Friday, August 8, 2008

J. Edgar Hoover...Where Are You Now that We Need You? or Anthrax, AntiDepressants Vodka & an FBI With Attention Deficit Disorder


Who the fuck do we have working and running the once-vaunted FBI?

If we are to believe the latest information supplied by the Bureau, the story reads like this:

1. After seven, seven, seven years of intense investigation, the FBI categorically asserts that some scientist by the name of Ivins is the man who committed the anthrax crimes, which resulted in five deaths and other assorted injuries to human beings.

2. We are also told by the Bureau that the guilty man was one of the top scientific consultants/advisers to the Bureau during the course of its investigation.

3. DoJ tells us that Ivins, their man in anthrax, so to speak, was also a psychopathic, drug- and alcohol-abusing individual who was telling his "therapist(s)" that he was going to go out in a "blaze of glory" by shooting to death his colleagues at the workplace. Oh, and, by the way, he also, from time to time during the investigation, was institutionalized/hospitalized for ODing on drugs; and, he also got in the habit of pounding a liter of vodka away every night.

4. He was still an employee in good standing at the USGovernment anthrax/bio-weapons facility when he offed himself.

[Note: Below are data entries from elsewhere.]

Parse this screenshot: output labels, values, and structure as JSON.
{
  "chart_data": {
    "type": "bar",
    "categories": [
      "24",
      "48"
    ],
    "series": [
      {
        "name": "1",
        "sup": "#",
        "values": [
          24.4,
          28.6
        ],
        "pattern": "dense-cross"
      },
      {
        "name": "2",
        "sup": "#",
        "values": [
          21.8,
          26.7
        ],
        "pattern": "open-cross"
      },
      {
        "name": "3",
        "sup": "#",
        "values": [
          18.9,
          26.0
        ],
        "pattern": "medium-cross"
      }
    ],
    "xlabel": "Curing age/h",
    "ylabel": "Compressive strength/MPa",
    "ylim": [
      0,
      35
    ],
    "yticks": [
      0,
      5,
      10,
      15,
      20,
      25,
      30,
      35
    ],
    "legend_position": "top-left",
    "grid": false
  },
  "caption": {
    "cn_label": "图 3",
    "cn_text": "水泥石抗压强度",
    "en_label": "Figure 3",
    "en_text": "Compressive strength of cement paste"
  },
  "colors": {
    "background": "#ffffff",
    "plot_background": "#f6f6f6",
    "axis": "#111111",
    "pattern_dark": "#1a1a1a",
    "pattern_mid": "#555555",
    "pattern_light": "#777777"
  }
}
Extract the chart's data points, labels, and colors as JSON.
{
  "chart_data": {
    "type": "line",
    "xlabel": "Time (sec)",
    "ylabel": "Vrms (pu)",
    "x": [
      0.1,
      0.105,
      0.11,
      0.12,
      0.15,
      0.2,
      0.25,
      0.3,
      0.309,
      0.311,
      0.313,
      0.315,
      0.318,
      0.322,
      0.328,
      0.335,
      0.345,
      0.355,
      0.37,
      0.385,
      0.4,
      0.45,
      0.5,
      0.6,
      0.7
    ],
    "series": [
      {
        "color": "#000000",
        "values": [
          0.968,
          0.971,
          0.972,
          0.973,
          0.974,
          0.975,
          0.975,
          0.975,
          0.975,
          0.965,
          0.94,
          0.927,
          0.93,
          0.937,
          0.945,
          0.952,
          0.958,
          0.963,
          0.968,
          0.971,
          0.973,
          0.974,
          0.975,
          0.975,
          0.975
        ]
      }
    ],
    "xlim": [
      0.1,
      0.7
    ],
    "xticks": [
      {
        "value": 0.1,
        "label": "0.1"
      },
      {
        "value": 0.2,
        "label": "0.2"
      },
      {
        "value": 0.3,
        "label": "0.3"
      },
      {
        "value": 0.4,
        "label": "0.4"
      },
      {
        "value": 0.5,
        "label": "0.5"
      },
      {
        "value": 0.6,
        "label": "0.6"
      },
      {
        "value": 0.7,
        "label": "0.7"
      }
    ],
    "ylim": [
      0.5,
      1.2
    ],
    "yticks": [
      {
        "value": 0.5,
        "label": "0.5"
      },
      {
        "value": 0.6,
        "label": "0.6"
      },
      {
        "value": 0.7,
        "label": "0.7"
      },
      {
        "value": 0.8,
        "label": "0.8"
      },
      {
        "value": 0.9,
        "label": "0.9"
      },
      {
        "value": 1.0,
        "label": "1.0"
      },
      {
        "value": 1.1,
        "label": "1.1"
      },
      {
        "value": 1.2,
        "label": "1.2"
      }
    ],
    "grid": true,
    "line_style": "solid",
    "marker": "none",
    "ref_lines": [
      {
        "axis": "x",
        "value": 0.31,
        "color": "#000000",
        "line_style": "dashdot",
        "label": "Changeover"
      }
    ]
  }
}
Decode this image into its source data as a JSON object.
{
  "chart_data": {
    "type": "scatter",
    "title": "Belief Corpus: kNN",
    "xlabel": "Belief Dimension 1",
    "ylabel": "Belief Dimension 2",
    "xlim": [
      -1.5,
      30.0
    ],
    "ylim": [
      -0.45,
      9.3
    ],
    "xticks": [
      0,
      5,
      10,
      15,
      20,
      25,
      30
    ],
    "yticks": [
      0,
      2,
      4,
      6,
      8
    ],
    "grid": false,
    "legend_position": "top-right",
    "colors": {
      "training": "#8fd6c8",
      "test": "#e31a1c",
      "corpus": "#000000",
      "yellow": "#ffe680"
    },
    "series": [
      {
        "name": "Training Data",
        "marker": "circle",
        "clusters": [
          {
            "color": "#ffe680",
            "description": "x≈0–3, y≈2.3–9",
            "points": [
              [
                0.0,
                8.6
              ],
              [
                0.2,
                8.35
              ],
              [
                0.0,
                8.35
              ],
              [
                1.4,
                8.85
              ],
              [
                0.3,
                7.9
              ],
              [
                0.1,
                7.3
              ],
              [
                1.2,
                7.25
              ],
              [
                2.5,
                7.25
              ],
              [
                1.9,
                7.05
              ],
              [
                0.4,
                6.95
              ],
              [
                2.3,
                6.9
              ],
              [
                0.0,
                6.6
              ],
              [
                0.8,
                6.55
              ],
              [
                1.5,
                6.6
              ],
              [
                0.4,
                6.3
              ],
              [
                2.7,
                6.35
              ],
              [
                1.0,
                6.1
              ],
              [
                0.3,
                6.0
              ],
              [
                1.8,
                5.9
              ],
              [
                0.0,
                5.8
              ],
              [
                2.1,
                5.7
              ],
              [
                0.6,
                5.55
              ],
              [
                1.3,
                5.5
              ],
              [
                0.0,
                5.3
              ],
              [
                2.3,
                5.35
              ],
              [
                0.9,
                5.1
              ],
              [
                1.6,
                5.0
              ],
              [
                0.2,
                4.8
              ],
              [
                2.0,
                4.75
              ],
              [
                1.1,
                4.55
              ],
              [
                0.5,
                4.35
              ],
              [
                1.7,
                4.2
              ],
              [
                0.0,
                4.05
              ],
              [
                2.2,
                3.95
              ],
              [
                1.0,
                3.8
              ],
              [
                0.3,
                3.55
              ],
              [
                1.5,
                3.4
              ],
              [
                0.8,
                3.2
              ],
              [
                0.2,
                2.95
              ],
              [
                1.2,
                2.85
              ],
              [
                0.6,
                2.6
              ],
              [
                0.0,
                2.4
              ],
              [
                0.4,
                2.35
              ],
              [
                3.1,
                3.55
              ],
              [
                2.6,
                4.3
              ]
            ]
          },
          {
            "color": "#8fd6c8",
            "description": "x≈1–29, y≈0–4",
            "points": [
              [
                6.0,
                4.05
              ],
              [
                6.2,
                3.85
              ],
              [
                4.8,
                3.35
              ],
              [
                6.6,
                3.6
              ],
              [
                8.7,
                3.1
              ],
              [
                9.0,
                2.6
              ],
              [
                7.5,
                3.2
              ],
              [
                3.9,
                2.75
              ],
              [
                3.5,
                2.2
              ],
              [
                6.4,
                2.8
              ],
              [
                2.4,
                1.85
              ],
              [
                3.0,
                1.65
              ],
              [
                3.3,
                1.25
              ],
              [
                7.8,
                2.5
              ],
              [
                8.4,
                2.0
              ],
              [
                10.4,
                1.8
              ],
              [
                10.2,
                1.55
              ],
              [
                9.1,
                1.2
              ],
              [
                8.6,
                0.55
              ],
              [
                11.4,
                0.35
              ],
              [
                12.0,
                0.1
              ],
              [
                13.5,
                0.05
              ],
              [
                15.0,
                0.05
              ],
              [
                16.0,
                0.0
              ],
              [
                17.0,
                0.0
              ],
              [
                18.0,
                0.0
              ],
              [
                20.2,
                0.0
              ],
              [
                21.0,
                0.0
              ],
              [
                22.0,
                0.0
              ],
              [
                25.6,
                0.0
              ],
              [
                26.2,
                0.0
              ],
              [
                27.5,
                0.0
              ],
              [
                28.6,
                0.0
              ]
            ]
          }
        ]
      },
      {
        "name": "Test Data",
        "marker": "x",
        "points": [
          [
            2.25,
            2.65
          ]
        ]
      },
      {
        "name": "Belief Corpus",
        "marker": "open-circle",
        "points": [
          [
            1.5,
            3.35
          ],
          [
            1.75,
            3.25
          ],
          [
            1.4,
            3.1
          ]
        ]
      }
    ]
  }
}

Is it any wonder that Osama bin Laden roams free, that Iraq is what it is, that the Taliban are re-surging in Afghanistan, when we cannot even figure out who, in an extremely limited universe of possible suspects, is the enemy or one of our consultants?

The new president will inherit a federal government apparatus, in all it multifarious spheres of activity, that has a track record of ineptness unmatched in the history of the Nation.

Prioritizing the house-cleaning will not be easy. But the leadership of the FBI must be dismissed forthwith; at the lower levels, those with any significant connection to the anthrax fiasco should be dismissed as well and the reason for dismissal made unambiguously clear: Gross Incompetence.

I take no joy at all in writing this piece. The Bureau, with its alleged resistance to some of the more viscous tactics expounded by the Bush Admin in its confused War on Terror, seemed to be one of the last federal institutions clinging to competence and principle.

The anthrax case vitiated those hopes for me.